Grande sertão: Veredas - João Guimarães Rosa
Riobaldo do grande sertão: o jagunço que entre uma e outra peleja amava Reinaldo e também Otacília
João Guimarães Rosa - Grande Sertão: Veredas, RJ, Nova Fronteira, 2001
O comentário acima poderia ser um resumo do grande livro (cerca de seiscentas páginas) de João Guimarães Rosa (1908-1967) mas não é, logicamente. Obra complexa, com várias camadas de escrita, de apreciação um tanto difícil para leitores comuns (meu caso) e que até mais ou menos a página 117 (da editora Nova Fronteira, 19ª. edição) pode deixá-lo com uma imensa vontade de abandonar a leitura. Comigo isso aconteceu muito antes e mais de uma vez. Ainda mais que depois de sua adaptação televisiva em 1985 (não vi mas sei de sua repercussão positiva) a história perdeu um tanto do mistério que seduzia os leitores até então. Além disso, Rosa não facilita: o livro é um calhamaço com inúmeros parágrafos, sem capítulos ou quaisquer outras divisões, o que também dificulta a leitura.
Grande Sertão: Veredas continua sendo uma das mais importantes obras de nossa literatura desde sua publicação em 1956. E é por ali, na página 117, quando a narração se torna menos complicada, mais palatável, que começa o encontro, a história da meninice de Riobaldo e Reinaldo (depois Diadorim), os personagens centrais do livro. Tudo o que lemos antes (e vamos entender somente depois) são as divagações do jagunço contando sem muita ordem sua vida, suas aventuras e desventuras, agora no papel de um idoso e rico proprietário de fazendas que herdou de seu padrinho.
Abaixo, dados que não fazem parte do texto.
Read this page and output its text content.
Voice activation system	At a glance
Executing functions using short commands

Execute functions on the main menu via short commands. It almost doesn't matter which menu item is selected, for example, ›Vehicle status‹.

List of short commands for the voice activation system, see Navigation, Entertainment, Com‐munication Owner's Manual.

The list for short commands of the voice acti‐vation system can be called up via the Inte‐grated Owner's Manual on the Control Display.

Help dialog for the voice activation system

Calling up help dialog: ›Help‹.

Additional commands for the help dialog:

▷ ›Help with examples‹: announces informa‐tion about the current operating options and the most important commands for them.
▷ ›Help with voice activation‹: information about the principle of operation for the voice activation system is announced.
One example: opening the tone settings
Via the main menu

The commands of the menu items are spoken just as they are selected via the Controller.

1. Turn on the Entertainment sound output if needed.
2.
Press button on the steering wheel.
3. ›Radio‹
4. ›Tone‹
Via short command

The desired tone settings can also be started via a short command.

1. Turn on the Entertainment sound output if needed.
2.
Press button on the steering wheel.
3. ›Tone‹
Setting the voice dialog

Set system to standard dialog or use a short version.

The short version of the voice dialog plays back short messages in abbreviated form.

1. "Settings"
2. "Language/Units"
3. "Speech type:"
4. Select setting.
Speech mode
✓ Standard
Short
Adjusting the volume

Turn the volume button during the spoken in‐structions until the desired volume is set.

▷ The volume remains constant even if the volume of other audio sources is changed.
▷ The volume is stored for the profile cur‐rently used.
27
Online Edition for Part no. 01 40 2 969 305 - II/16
A narração é feita numa linguagem particular, estranha, com muitas palavras desconhecidas e ou inventadas, cortadas ou juntadas, em frases construídas - ou destruídas, depende; elípticas seria melhor dizer - de modo a colocar o leitor dentro do grande sertão que é o mundo desse homem intrépido e apaixonado. Um mundo um tanto inóspito, em mais de um sentido, para nós da cidade e do século XXI.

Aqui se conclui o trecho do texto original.